Brazil’s central bank has banned electronic foreign exchange (eFX) providers from using stablecoins, bitcoin or other cryptocurrencies to settle remittances abroad.
BCB Resolution No. 561Published on April 30, updates regulations for eFX, Brazil’s regulated system for digital international payments, purchases, withdrawals and transfers. The rule will take effect on October 1, with a compliance deadline running through 2027.
Payments between an eFX provider and its foreign counterparty must be transferred through a foreign exchange transaction or a non-resident real account in Brazil, with cryptocurrencies barred as an option.
A remittance firm cannot charge a customer, convert funds into USDT, USDC or Bitcoin and settle overseas payments on the blockchain.

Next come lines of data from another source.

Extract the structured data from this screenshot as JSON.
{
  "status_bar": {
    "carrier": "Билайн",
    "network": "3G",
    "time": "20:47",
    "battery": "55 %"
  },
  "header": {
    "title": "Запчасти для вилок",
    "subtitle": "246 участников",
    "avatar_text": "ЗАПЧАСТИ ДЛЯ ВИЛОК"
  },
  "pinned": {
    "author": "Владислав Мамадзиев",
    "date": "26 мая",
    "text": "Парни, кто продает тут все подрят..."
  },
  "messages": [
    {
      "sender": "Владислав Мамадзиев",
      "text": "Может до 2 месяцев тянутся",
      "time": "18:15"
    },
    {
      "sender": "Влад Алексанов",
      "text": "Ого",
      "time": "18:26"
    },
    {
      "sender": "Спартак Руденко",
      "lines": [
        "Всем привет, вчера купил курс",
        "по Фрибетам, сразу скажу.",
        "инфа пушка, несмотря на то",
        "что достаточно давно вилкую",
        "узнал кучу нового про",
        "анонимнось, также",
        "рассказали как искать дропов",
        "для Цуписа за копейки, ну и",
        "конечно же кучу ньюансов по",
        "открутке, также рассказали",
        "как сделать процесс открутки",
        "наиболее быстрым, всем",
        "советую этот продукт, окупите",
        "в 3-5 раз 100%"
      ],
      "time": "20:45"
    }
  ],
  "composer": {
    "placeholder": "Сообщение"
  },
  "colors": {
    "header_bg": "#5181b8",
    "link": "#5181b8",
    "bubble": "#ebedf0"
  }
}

The rule does not prohibit crypto trading. Investors can still buy, sell, hold and transfer cryptocurrencies through authorized virtual asset service providers under Resolution BCB No. 521, which took effect on February 2. Resolution 561 shuts down back-end payment rails used by regulated eFX firms.
The change targets companies like Wise, Nomad and Braza Bank that built stablecoin settlements for cross-border flows. For example, Nomad uses Ripple’s network to transfer funds between Brazil and the US and settle in stablecoins, while Braza Bank released a real-backed stablecoin on the XRP ledger.
Brazil’s crypto market is moving $6 billion to $8 billion a month, with stablecoins accounting for about 90% of the volume, per Receta federal data. The country ranked fifth in global crypto adoption in 2025, up from tenth a year ago. About 25 million Brazilians hold or transact in crypto.
The resolution also limits eFX to entities authorized by the BCB: banks, Caixa Econômica Federal, securities and FX brokers, and payment institutions acting as issuers or acquirers of e-money. Firms without permission can continue to operate but must apply by May 31, 2027. They must use separate accounts for client funds and file detailed monthly reports.
Resolution 561 extends the eFX in one direction. Providers can now handle transfers linked to financial and capital market investments in Brazil or abroad, limited to a limit of $10,000 per transaction. The same limitation applies to digital payment solutions that are not integrated with e-commerce platforms.
The rule is another front in a broader regulatory push. In March, industry associations representing more than 850 companies pushed back against extending Brazil’s IOF financial transaction tax to stablecoin operations.
Brazil’s regulator is drawing a line for crypto to exist in the market, but not as an eFX settlement infrastructure.